De means 'from' or 'of.' When it is put with an article like le, la or les, it turns into (always) du, de la, or des.

This could mean 'some of the' if you are talking about food. Je mange de la salade. I am eating SOME or SOME OF THE salad. je mange la salade = I am eating salad

Je mange la pizza. = I am eating pizza, or I am eating THE pizza

Je mange de la pizza = I am eating some pizza, or I am eating some of the pizza

I agree. Using the article by itself indicates either (1) a specific case (or serving) of something OR (2) all of the thing present (in the world, or house, or whatever "the greater context" might be). Using "de" with an article (called the "partitive") makes explicit the fact we usually assume in English that you're referring to a general quantity of something ("some"). The partitive basically means "some," but is required where we might leave out a determiner in English (e.g. "I'm eating soup." = "Je mange de la soupe.").

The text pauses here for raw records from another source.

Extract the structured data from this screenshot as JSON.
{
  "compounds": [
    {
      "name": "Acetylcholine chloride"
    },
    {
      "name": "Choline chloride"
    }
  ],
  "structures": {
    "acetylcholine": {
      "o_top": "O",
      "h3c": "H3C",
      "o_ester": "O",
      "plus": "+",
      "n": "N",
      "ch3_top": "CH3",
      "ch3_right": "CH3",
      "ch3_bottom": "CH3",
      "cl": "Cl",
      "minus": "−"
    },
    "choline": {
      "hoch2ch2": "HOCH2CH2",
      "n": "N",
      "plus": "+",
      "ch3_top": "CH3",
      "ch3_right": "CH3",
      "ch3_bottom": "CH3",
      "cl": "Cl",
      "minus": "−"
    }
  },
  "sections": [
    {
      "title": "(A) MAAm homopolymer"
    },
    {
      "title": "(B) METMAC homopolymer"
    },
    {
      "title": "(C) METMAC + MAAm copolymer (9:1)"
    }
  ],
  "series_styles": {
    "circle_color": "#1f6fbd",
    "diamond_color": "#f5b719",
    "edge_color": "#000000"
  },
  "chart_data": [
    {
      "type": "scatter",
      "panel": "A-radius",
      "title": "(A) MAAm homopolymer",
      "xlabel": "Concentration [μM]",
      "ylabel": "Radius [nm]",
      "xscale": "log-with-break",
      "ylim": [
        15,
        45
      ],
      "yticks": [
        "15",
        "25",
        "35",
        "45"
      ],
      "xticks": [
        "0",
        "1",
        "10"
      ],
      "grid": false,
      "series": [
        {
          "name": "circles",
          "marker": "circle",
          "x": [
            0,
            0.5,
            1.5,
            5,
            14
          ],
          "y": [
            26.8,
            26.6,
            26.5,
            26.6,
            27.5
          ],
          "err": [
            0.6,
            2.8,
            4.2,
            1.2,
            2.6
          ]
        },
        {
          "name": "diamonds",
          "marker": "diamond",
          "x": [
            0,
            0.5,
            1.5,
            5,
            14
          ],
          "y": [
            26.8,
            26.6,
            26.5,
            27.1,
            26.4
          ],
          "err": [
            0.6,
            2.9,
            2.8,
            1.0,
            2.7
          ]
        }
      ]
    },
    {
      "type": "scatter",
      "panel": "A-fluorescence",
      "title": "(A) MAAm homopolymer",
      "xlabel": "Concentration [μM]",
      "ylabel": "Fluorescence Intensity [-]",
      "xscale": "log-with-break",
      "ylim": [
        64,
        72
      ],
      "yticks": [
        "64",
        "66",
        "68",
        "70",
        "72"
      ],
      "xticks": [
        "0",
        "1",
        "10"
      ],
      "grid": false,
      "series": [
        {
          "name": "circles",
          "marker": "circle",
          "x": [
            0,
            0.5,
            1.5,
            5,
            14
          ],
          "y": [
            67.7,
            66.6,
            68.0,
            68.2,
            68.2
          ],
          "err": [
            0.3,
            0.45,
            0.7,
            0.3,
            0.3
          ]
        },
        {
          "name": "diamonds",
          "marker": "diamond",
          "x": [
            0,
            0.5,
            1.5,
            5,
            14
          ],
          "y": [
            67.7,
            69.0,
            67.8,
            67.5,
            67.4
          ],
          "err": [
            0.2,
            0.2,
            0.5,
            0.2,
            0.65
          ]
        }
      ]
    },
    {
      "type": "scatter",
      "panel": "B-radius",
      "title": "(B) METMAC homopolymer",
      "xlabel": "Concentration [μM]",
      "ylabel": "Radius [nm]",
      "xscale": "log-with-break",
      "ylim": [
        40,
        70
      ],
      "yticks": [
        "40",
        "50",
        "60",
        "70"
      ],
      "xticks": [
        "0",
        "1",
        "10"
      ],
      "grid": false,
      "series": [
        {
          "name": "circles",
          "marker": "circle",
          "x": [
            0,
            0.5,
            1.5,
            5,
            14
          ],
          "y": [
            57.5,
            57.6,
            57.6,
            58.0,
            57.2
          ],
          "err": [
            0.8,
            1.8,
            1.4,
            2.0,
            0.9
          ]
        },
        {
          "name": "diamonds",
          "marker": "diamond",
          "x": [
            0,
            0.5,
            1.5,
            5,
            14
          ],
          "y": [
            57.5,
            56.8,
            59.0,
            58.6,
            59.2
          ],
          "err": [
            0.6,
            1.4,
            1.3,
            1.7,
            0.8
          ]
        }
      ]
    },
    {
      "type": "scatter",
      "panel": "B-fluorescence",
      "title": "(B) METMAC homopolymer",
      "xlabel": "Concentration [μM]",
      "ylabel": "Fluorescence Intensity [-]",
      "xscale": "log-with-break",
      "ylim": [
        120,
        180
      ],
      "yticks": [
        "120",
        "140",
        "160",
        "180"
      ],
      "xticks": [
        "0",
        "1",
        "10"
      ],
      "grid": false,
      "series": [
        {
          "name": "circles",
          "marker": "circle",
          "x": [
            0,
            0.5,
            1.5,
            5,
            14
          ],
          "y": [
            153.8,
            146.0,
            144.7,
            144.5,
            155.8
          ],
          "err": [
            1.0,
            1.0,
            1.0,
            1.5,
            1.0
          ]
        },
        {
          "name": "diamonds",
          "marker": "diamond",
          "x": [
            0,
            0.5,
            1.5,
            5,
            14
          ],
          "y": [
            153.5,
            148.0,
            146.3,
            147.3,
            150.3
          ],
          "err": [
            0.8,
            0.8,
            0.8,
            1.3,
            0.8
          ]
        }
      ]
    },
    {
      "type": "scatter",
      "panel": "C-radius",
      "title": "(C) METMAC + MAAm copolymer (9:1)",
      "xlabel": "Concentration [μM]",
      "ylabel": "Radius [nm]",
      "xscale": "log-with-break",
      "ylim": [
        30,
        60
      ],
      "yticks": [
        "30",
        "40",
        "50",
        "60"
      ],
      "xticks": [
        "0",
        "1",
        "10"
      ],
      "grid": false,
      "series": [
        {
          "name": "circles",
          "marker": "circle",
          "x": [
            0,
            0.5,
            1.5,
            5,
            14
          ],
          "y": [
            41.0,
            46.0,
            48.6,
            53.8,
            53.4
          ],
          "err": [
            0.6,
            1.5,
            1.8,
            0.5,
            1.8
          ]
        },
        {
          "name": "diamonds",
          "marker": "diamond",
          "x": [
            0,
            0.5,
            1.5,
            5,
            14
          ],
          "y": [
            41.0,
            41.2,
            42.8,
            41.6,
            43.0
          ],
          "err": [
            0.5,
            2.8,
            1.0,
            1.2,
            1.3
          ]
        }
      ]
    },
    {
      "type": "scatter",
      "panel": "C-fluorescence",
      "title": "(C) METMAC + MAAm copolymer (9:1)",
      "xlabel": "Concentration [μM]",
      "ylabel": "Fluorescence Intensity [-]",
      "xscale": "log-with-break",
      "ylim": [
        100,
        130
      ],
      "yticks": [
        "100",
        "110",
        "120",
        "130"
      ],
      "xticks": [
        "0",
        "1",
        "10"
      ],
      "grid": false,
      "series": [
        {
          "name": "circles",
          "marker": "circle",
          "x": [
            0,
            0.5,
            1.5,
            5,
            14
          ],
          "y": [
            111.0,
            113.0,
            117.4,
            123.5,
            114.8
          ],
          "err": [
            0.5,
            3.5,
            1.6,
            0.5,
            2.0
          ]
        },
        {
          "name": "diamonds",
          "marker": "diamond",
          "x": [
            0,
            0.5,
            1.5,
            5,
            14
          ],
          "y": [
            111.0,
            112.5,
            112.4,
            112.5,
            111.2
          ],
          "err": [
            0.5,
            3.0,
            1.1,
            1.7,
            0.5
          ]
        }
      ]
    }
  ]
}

du means some, le means the or just a generalisation. Elles boivent le lait - They drink the milk Elles boivent du lait - They drink (some) milk

@savourtardis, yes de + le => du, de + la => de la, de + les => des @Spaid, I think that the partitive means "some of" but that phrase can be dropped in English. Je mange la pizza. =/= I am eating pizza. You need the "the" in there or else it means that you're eating all of the pizza in the world. If you want to say "I'm eating pizza," you need the partitive -- "Je mange de la pizza."

Is the use of du versus des (versus de la?) determined according to which article the noun takes?

Yes. du = masculine, de la = feminine, des = plural. le - du la - de la les - des

Le tends to mean the, while du tends to mean some.